Department of Paediatrics, IRCCS G. Gaslini, University of Genova, Genova, Italy.
Clin Endocrinol (Oxf). 2012 Feb;76(2):161-76. doi: 10.1111/j.1365-2265.2011.04238.x.
Magnetic resonance imaging (MRI) is the radiological examination method of choice for evaluating hypothalamo-pituitary-related endocrine disease and is considered essential in the assessment of patients with suspected hypothalamo-pituitary pathology. Physicians involved in the care of such patients have, in MRI, a valuable tool that can aid them in determining the pathogenesis of their patients' underlying pituitary conditions. Indeed, the use of MRI has led to an enormous increase in our knowledge of pituitary morphology, improving, in particular, the differential diagnosis of hypopituitarism. Specifically, MRI allows detailed and precise anatomical study of the pituitary gland by differentiating between the anterior and posterior pituitary lobes. MRI recognition of pituitary hyperintensity in the posterior part of the sella, now considered a marker of neurohypophyseal functional integrity, has been the most striking finding in the diagnosis and understanding of certain forms of 'idiopathic' and permanent growth hormone deficiency (GHD). Published data show a number of correlations between pituitary abnormalities as observed on MRI and a patient's endocrine profile. Indeed, several trends have emerged and have been confirmed: (i) a normal MRI or anterior pituitary hypoplasia generally indicates isolated growth hormone deficiency that is mostly transient and resolves upon adult height achievement; (ii) patients with multiple pituitary hormone deficiencies (MPHD) seldom show a normal pituitary gland; and (iii) the classic triad of ectopic posterior pituitary, pituitary stalk hypoplasia/agenesis and anterior pituitary hypoplasia is more frequently reported in MPHD patients and is generally associated with permanent GHD. Pituitary abnormalities have also been reported in patients with hypopituitarism carrying mutations in several genes encoding transcription factors. Establishing endocrine and MRI phenotypes is extremely useful for the selection and management of patients with hypopituitarism, both in terms of possible genetic counselling and in the early diagnosis of evolving anterior pituitary hormone deficiencies. Going forward, neuroimaging techniques are expected to progressively expand and improve our knowledge and understanding of pituitary diseases.

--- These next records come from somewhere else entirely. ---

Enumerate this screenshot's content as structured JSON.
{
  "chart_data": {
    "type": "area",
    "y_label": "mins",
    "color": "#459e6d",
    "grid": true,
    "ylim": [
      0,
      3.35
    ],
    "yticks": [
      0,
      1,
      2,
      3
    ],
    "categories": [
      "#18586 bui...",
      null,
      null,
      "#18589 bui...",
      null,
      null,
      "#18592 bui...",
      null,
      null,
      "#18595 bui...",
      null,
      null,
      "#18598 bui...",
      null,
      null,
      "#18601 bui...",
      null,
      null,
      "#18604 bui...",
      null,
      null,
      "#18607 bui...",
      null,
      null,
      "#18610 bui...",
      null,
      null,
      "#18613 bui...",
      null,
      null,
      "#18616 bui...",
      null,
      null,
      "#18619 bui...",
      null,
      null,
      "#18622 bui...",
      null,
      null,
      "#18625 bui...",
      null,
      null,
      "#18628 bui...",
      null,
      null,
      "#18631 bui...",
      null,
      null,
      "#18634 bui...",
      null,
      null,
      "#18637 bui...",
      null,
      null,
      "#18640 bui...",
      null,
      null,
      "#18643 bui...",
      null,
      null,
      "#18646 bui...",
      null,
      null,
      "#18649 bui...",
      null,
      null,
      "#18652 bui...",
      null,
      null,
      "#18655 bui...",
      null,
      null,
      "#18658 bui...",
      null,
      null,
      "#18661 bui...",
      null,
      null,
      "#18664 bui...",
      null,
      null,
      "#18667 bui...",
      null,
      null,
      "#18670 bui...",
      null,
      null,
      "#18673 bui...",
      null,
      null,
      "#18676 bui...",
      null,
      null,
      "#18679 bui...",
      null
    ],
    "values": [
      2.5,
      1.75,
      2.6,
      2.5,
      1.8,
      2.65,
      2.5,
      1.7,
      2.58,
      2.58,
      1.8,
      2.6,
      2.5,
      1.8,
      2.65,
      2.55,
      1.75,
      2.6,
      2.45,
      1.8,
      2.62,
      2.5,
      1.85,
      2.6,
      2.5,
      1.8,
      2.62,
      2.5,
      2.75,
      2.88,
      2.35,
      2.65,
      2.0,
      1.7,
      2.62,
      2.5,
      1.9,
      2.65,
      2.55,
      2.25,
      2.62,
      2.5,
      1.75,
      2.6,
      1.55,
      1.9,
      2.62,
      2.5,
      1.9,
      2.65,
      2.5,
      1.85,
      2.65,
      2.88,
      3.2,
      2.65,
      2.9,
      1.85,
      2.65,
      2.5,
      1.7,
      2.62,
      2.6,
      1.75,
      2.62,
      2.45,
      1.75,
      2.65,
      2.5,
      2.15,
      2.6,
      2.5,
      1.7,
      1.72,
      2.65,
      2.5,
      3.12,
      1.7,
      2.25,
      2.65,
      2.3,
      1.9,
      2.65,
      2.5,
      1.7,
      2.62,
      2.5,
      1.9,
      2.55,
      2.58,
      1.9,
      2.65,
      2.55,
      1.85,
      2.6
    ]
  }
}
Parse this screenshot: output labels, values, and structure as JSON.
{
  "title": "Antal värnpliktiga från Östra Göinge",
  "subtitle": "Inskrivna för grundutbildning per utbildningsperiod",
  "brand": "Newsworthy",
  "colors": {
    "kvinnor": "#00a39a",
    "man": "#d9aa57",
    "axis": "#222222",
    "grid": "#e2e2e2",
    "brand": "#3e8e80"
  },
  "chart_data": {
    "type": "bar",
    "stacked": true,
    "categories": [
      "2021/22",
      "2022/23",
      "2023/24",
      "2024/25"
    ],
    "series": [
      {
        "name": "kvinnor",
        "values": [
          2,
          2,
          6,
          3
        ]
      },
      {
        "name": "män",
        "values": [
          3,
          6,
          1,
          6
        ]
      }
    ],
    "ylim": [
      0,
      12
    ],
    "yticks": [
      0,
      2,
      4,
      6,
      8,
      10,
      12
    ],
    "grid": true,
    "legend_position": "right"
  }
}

磁共振成像(MRI)是评估下丘脑-垂体相关内分泌疾病的首选影像学检查方法,被认为是评估疑似下丘脑-垂体病变患者的必要手段。涉及此类患者治疗的医生在 MRI 方面拥有一种有价值的工具,可以帮助他们确定患者潜在垂体疾病的发病机制。事实上,MRI 的使用极大地增加了我们对垂体形态的认识,特别是改善了垂体功能减退症的鉴别诊断。具体而言,MRI 通过区分垂体前叶和后叶,允许对垂体进行详细和精确的解剖学研究。MRI 识别鞍后垂体的高信号强度,现在被认为是神经垂体功能完整性的标志物,在某些形式的“特发性”和永久性生长激素缺乏症(GHD)的诊断和理解中是最显著的发现。已发表的数据显示,MRI 观察到的垂体异常与患者的内分泌特征之间存在许多相关性。事实上,已经出现了一些趋势,并得到了证实:(i)正常的 MRI 或垂体前叶发育不全通常表明孤立性生长激素缺乏症,且多为暂时性的,在成年身高达到后会自行消退;(ii)多发性垂体激素缺乏症(MPHD)患者很少出现正常的垂体;(iii)异位后垂体、垂体柄发育不良/发育不全和垂体前叶发育不全的经典三联征在 MPHD 患者中更为常见,且通常与永久性 GHD 相关。在携带几种编码转录因子的基因突变的垂体功能减退症患者中,也有报道垂体异常。建立内分泌和 MRI 表型对于垂体功能减退症患者的选择和管理非常有用,无论是在可能的遗传咨询方面,还是在早期诊断逐渐出现的前垂体激素缺乏症方面。展望未来,神经影像学技术有望逐步扩展和加深我们对垂体疾病的认识和理解。